Multiplexed ISSR genotyping by sequencing distinguishes two precious coral species (Anthozoa: Octocorallia: Coralliidae) that share a mitochondrial haplotype

Background. Precious corals known as coralliid corals (Anthozoa: Octocorallia) play an important role in increasing the biodiversity of the deep sea. Currently, these corals are highly threatened because of overfishing that has been brought on by an increased demand and elevated prices for them. The deep sea precious corals Pleurocorallium elatius and P. konojoi are distributed in Japanese waters and have distinct morphological features: (1) the terminal branches of the colony form of P. elatius are very fine, while those of P. konojoi are blunt and rounded, (2) the autozooids of P. elatius are arranged in approximately four rows, while those of P. konojoi are clustered in groups. However, previous genetic analysis using mtDNA and nuclear DNA did not indicate monophyly. Therefore, it is important to clarify their species status to allow for their conservation. Methodology. We collected a total of 87 samples (60 of Corallium japonicum and 27 of P. konojoi) from around the Ryukyu Islands and Shikoku Island, which are geographically separated by approximately 1,300 km. We used a multiplexed intersimple sequence repeat (ISSR) genotyping by sequencing (MIG-seq) and obtained 223 SNPs with which to perform STRUCTURE analysis and principle coordinate analysis (PCoA). In addition, two relatively polymorphic mtDNA regions were sequenced and compared.
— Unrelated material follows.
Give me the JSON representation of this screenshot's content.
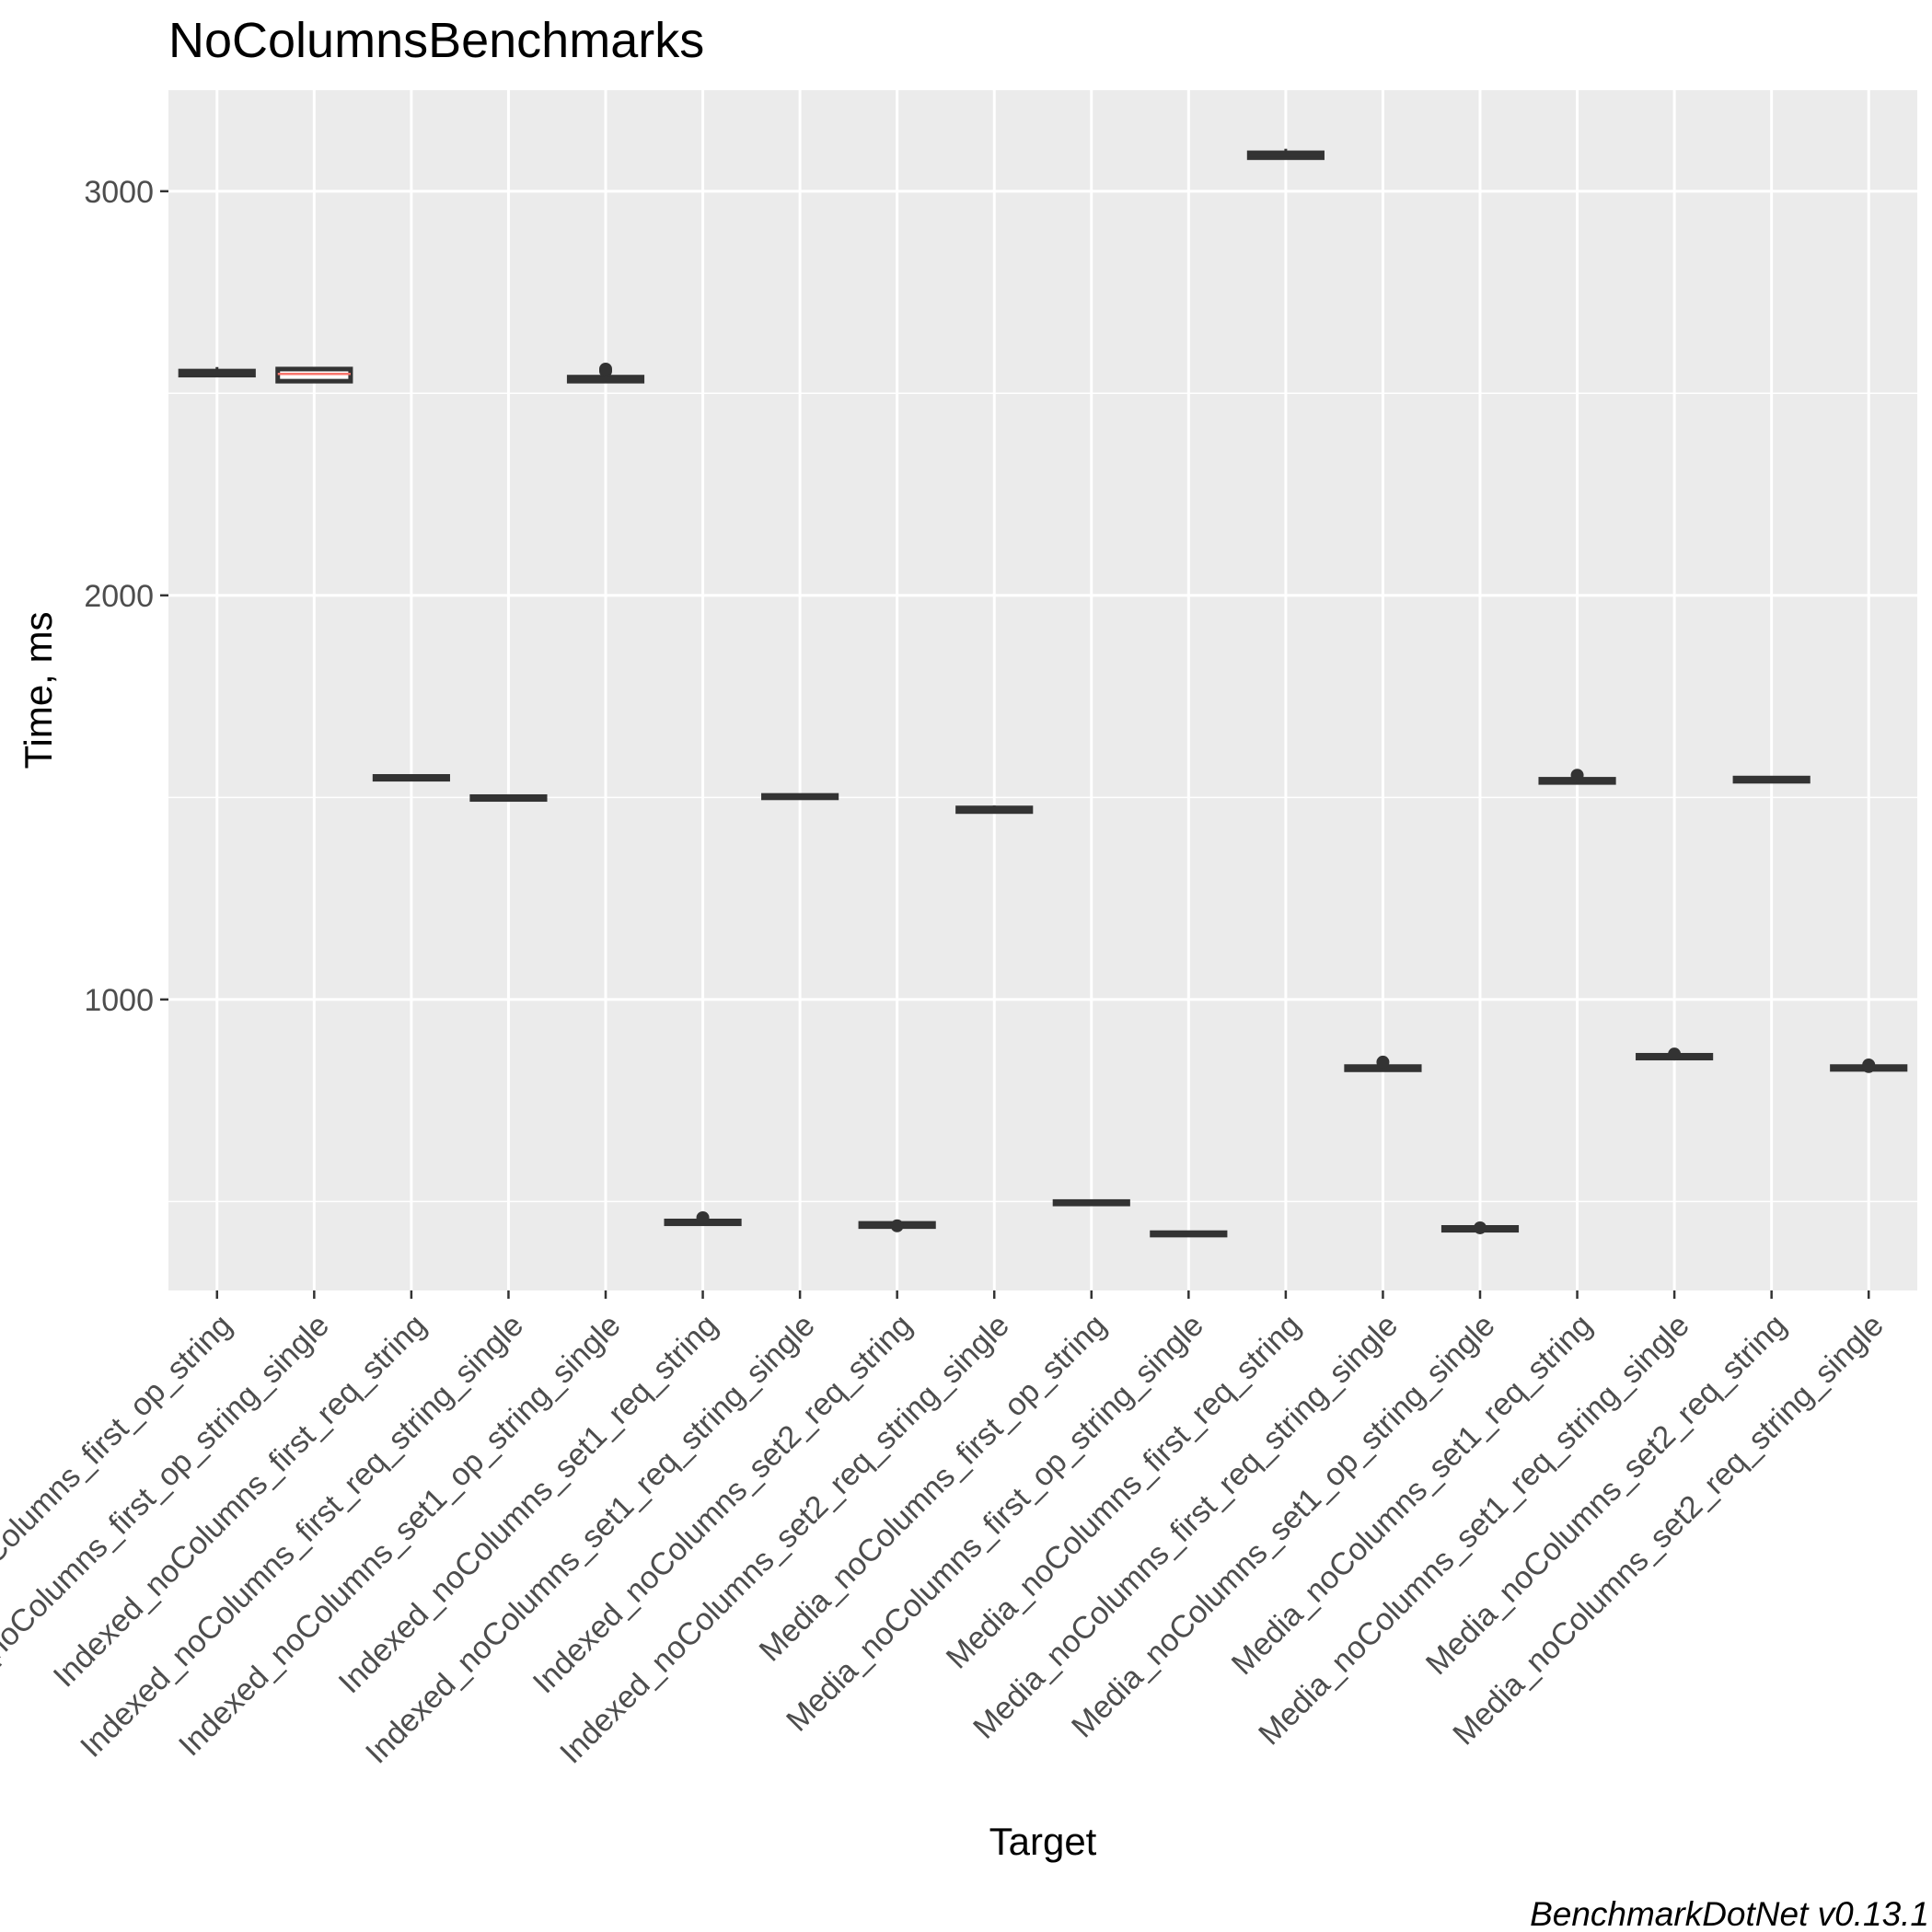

Results. P. elatius and P. konojoi share a same mtDNA haplotype, which has been previously reported. However, MIG-seq analysis clearly distinguished the two species based on PCoA and STRUCTURE analysis, including 5% of species-specific fixed SNPs. Conclusion. This study indicated that P. elatius and P. konojoi are different species and therefore both species should be conserved separately. Our findings highlight the importance of the conservation of these two species, especially P. elatius, whose population has been dramatically depleted over the last 100 years. The study also demonstrated the effectiveness and robustness of MIG-seq for defining closely related octocoral species that were otherwise indistinguishable using traditional genetic markers (mtDNA and EF).